And it's when you're driving on an Italian highway with sleeping kids in the back that you end up having some of the most absurd dreams.

Anyone without children will in all likelihood never have thought about it, but the last thing you'd ever do with sleeping kids in the back would be to stop the car and turn off the engine. Dare to do that, and it's Guaranteed Wake Up -- probably with screams -- and Guaranteed Quiet Trip Aborted.

And so, you dream of a Drive Thru at every gas station, a Drive Thru at which you can grab something to sip or nibble on the fly that isn't packed with sugars, fats and artificial everythings.

You dream of a (ultra-technological?) system that will allow you to pee with the engine running.

You dream of a network of Highway Nannies that greet you with open arms when you stop to get gas. They're super-qualified and vetted and are there to help out where they can -- whether it's changing a diaper or taking the kids to have a snack while the gas tank fills up.

You dream of gas stations that are equipped with slides, swings and games in good condition.

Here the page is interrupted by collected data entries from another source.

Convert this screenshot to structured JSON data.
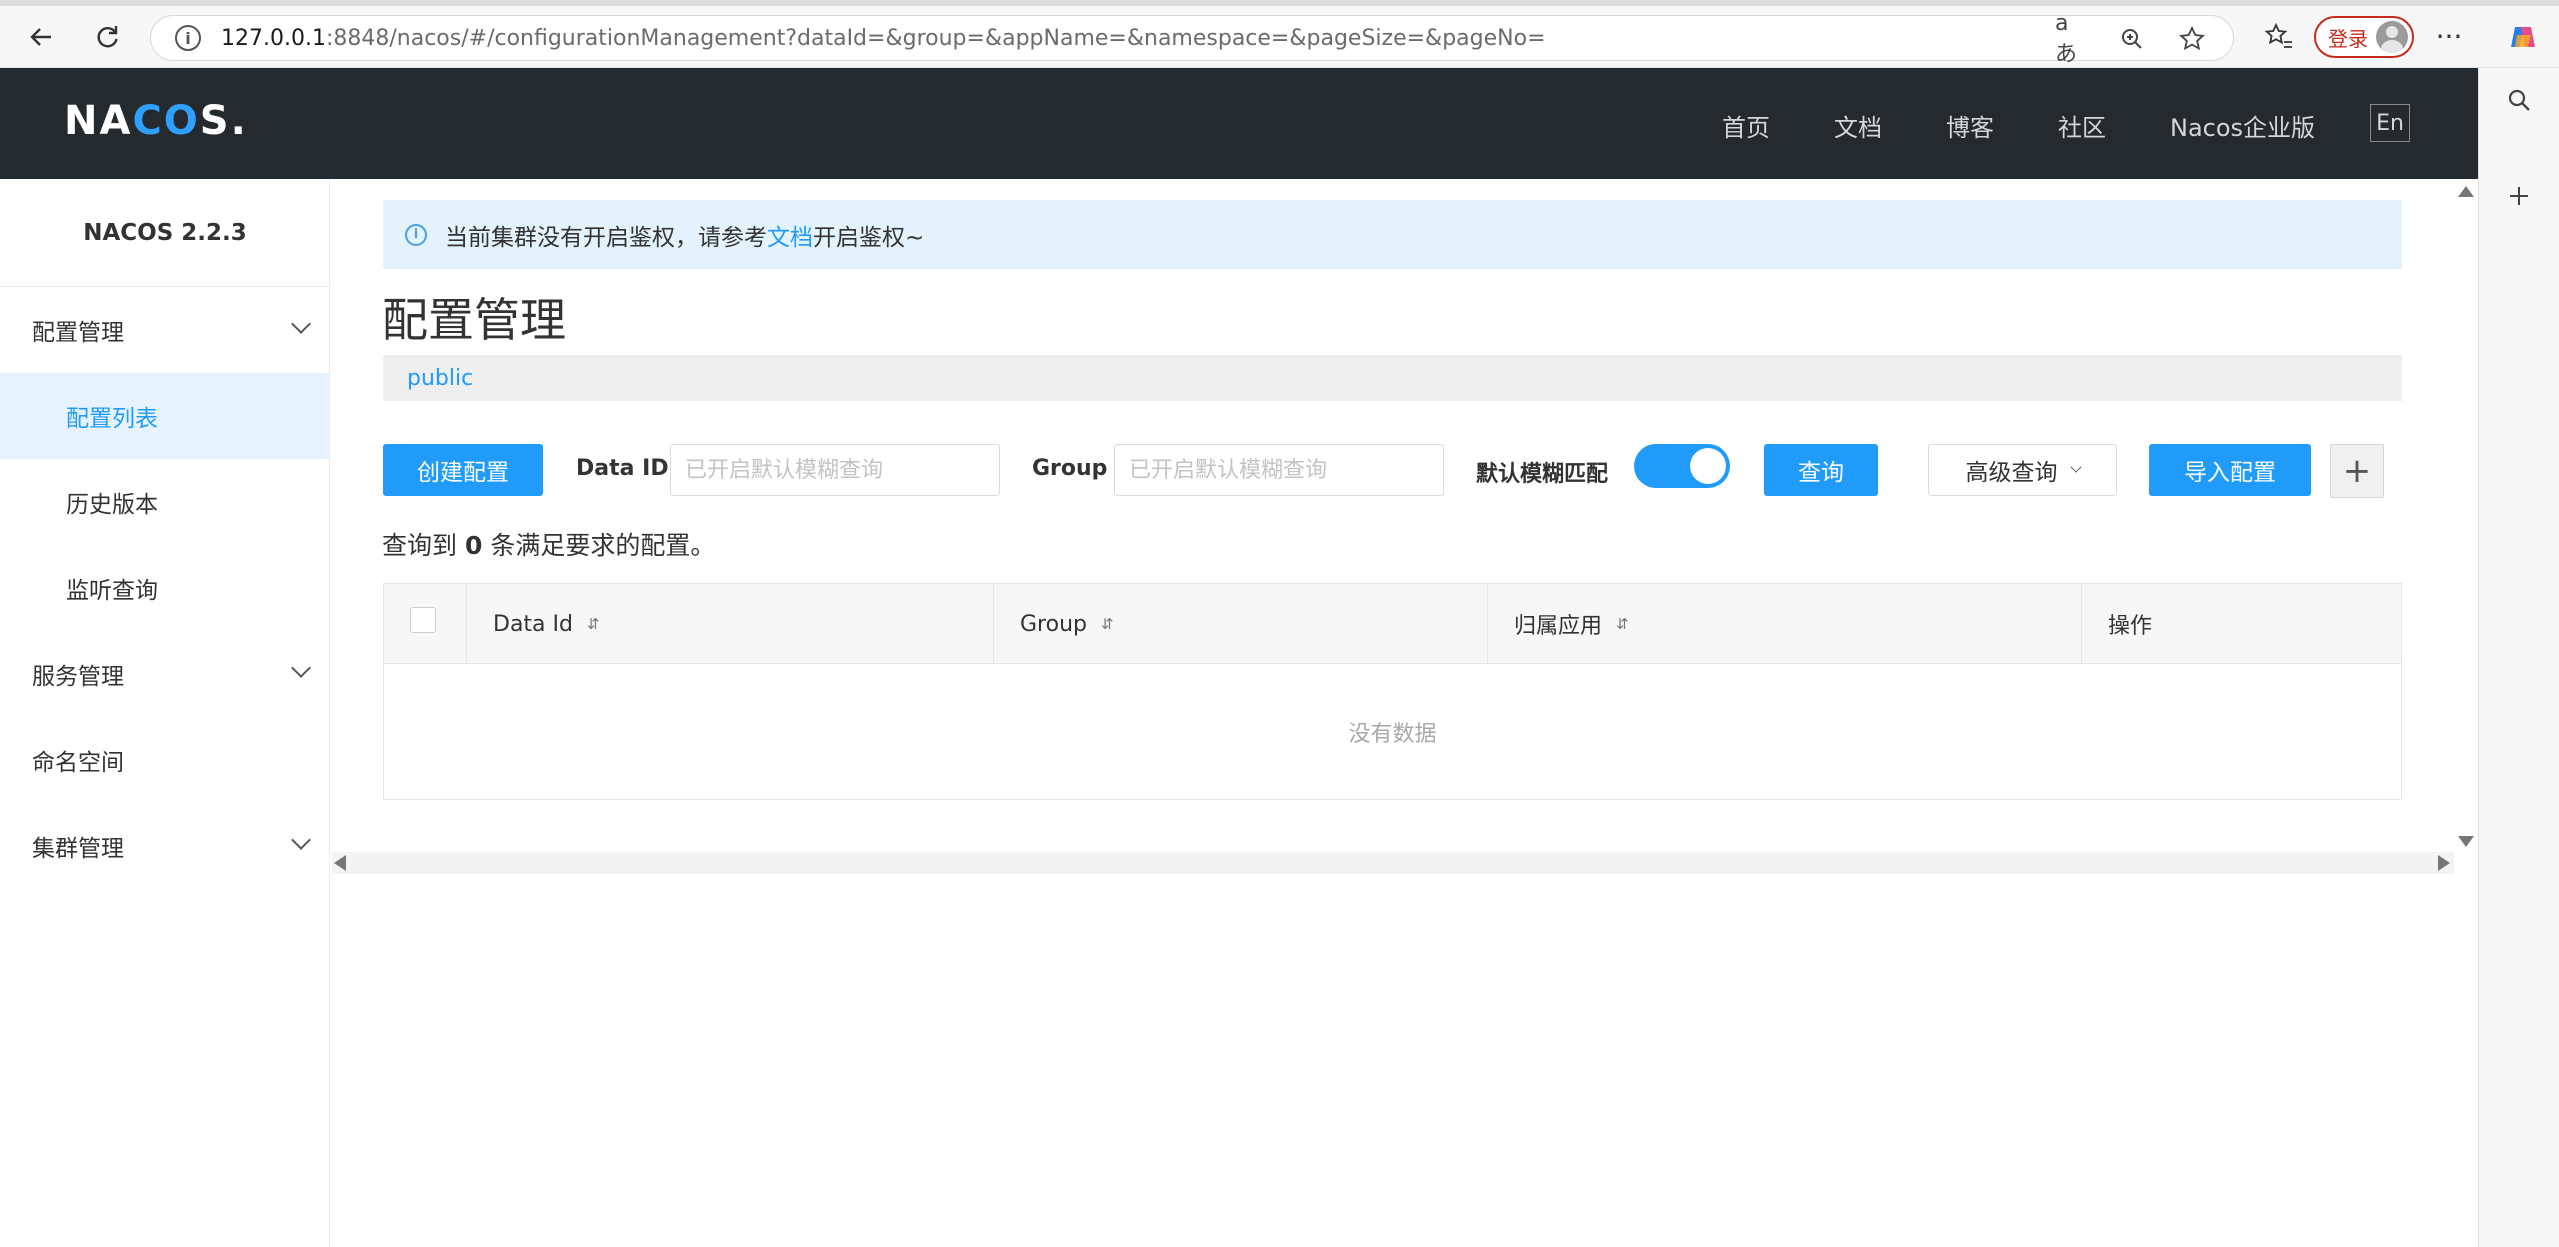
{
  "browser": {
    "url_host": "127.0.0.1",
    "url_rest": ":8848/nacos/#/configurationManagement?dataId=&group=&appName=&namespace=&pageSize=&pageNo=",
    "login_label": "登录",
    "icons": [
      "back-arrow-icon",
      "refresh-icon",
      "info-icon",
      "read-aloud-icon",
      "zoom-icon",
      "favorite-star-icon",
      "favorites-icon",
      "more-icon",
      "copilot-icon",
      "search-icon",
      "add-icon"
    ]
  },
  "header": {
    "logo_left": "NA",
    "logo_accent": "CO",
    "logo_right": "S.",
    "nav": [
      "首页",
      "文档",
      "博客",
      "社区",
      "Nacos企业版"
    ],
    "lang_label": "En"
  },
  "sidebar": {
    "version": "NACOS 2.2.3",
    "items": [
      {
        "label": "配置管理"
      },
      {
        "label": "配置列表"
      },
      {
        "label": "历史版本"
      },
      {
        "label": "监听查询"
      },
      {
        "label": "服务管理"
      },
      {
        "label": "命名空间"
      },
      {
        "label": "集群管理"
      }
    ]
  },
  "alert": {
    "text_before": "当前集群没有开启鉴权，请参考",
    "link": "文档",
    "text_after": "开启鉴权~"
  },
  "page": {
    "title": "配置管理",
    "namespace": "public"
  },
  "toolbar": {
    "create_label": "创建配置",
    "dataid_label": "Data ID",
    "dataid_placeholder": "已开启默认模糊查询",
    "group_label": "Group",
    "group_placeholder": "已开启默认模糊查询",
    "fuzzy_label": "默认模糊匹配",
    "fuzzy_enabled": true,
    "query_label": "查询",
    "advanced_label": "高级查询",
    "import_label": "导入配置",
    "plus_label": "+"
  },
  "result": {
    "prefix": "查询到",
    "count": "0",
    "suffix": "条满足要求的配置。"
  },
  "table": {
    "columns": [
      "Data Id",
      "Group",
      "归属应用",
      "操作"
    ],
    "sort_icon": "⇵",
    "empty_text": "没有数据"
  },
  "colors": {
    "primary": "#209bfa",
    "header_bg": "#252a2f",
    "alert_bg": "#e3f2fd",
    "active_bg": "#e6f3ff"
  }
}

Let's be honest: When the kids wake up and need to break free of Car Seat Prison, giving them a dry AutoGrill sandwich and letting them run wild down the aisles isn't quite ideal.

And, since we're on the topic of car seats, you dream they were all automatic and took 0.2 seconds to snap shut -- rather than the usual six frustrating minutes, spent tugging and plugging strips and straps under the increasingly disdainful eyes of your children.

You dream of a highway with cozy cafes complete with comfy armchairs and clean carpets on which small children can play and roll around while you sip a cup of tea in peace and quiet.

You dream of clean and functioning loos -- equipped with decent changing tables, wet-wipes, bottle warmers and a nursing corner. (If they can exist at airports, why can't they exist for car trips?)

Basically, you fantasize about highway services put together by people that care about investing in the well-being of their youngest clients.

Because there's nothing that says it better than "Have Happy Kid, Will Travel".